Sharing school achievements and news with the greater community serves as a very public way to invite their participation.

by Sharron Kahn Luttrell


I was flipping through the local newspaper one day in early February, scanning the headlines, when my eyes locked on a picture of Miss Springer and her kindergartners. The class was among four in our district that won a PTO-sponsored General Mills Box Tops for Education contest.

I smoothed out the page and leaned in for a closer look. The photographer had assembled the 5- and 6-year-olds in classic school picture fashion—shorter kids up front, taller ones in back—and caught the group in a spectrum of squirming, smiling poses. What caught my attention was the one kneeling in the front row with his hands jammed in his pockets and his eyes alert: my son.

I beamed. I kissed the picture. I got on the phone and called my husband. When I hung up, I called my mother, who made me promise to send her a copy. When Josh got off the school bus, I showed him the picture. He told me about the day it was taken and how his class got doughnut holes for winning the contest. Then I clipped the picture out of the newspaper and pasted it in a scrapbook.

Since then, not a Box Top has escaped my scissors. And I’m willing to bet that the same is true for every other parent whose kid was in the paper that day. That’s 80 families. That’s a lot of Box Tops.

Gosh, it’s such a simple thing to bring a camera to school, click off a few frames, and send the pictures to the local paper. Yet would I have thought of doing that had I been running the contest? Probably not; I’d have been too caught up in tallying the results.

But Laurie MacLeod Pirozzi, who coordinates the Box Tops fundraiser for our PTO, did think of it. She says she knows how much children like to see themselves in the newspaper. She thought it would be a nice way to reward their efforts.

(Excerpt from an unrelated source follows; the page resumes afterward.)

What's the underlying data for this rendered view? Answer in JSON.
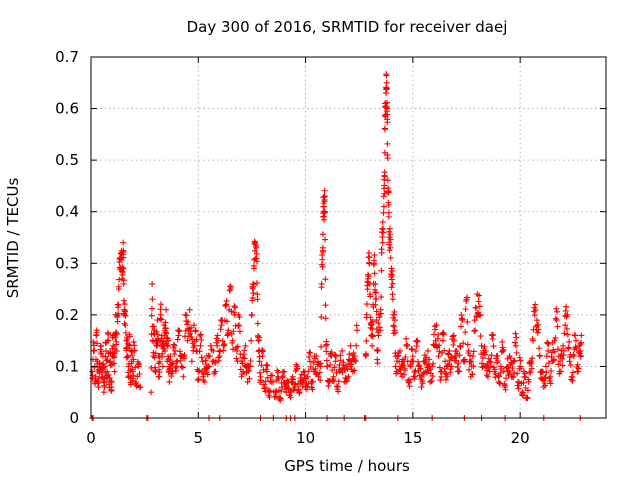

She also realized that publishing the results of the contest—and mentioning the locations of other collection points—would help get the word to people outside the school about the fundraiser. She put collection boxes in our district’s two town halls, the public libraries, and the senior centers.

When I’d finally stopped gushing over my son’s picture I began to see the other benefits of Laurie’s decision to submit the contest results to the paper. In our increasingly stratified society, school is a place where a sense of community happens naturally.

As parents, we’re deeply invested in the success of our kids’ schools. They’re manageable in size, making it relatively easy to get to know other people. Demographically, we’re all pretty much alike, so it’s easy to fit in. Our kids are the same age, so we see one another around town at sporting events, recitals, and birthday parties.

The flip side of a tight community, of course, is that it’s easy for people without kids in the school to stay away. In fact, from the outside, a school can seem like a closed shop, an exclusive club that doesn’t want or need any new members who don’t fit the profile.

Though a news brief and photo in the paper aren’t going to change that, it is, nonetheless, an important gesture toward those without kids in the school. And the collection boxes in the senior centers and elsewhere are outright invitations to help the schools. Together, they tell our townspeople that the schools belong to all of us, regardless of how directly we’re connected to them.

Seeing my youngest child in the newspaper warmed a bitterly cold winter afternoon for me. But more important, it gave all the other readers that day a glimpse into the school classrooms and reminded them that their support is welcome, too. I’m hoping those collection boxes around town are overflowing.

Sharron Kahn Luttrell volunteers for parent groups at two schools in Mendon, Mass.


# shelley 2008-09-24 17:17
Thank you so much for this article I love the idea and plan on meantioning it to my pto staff. What a great way to bring the community together, this is exactly what I was looking for!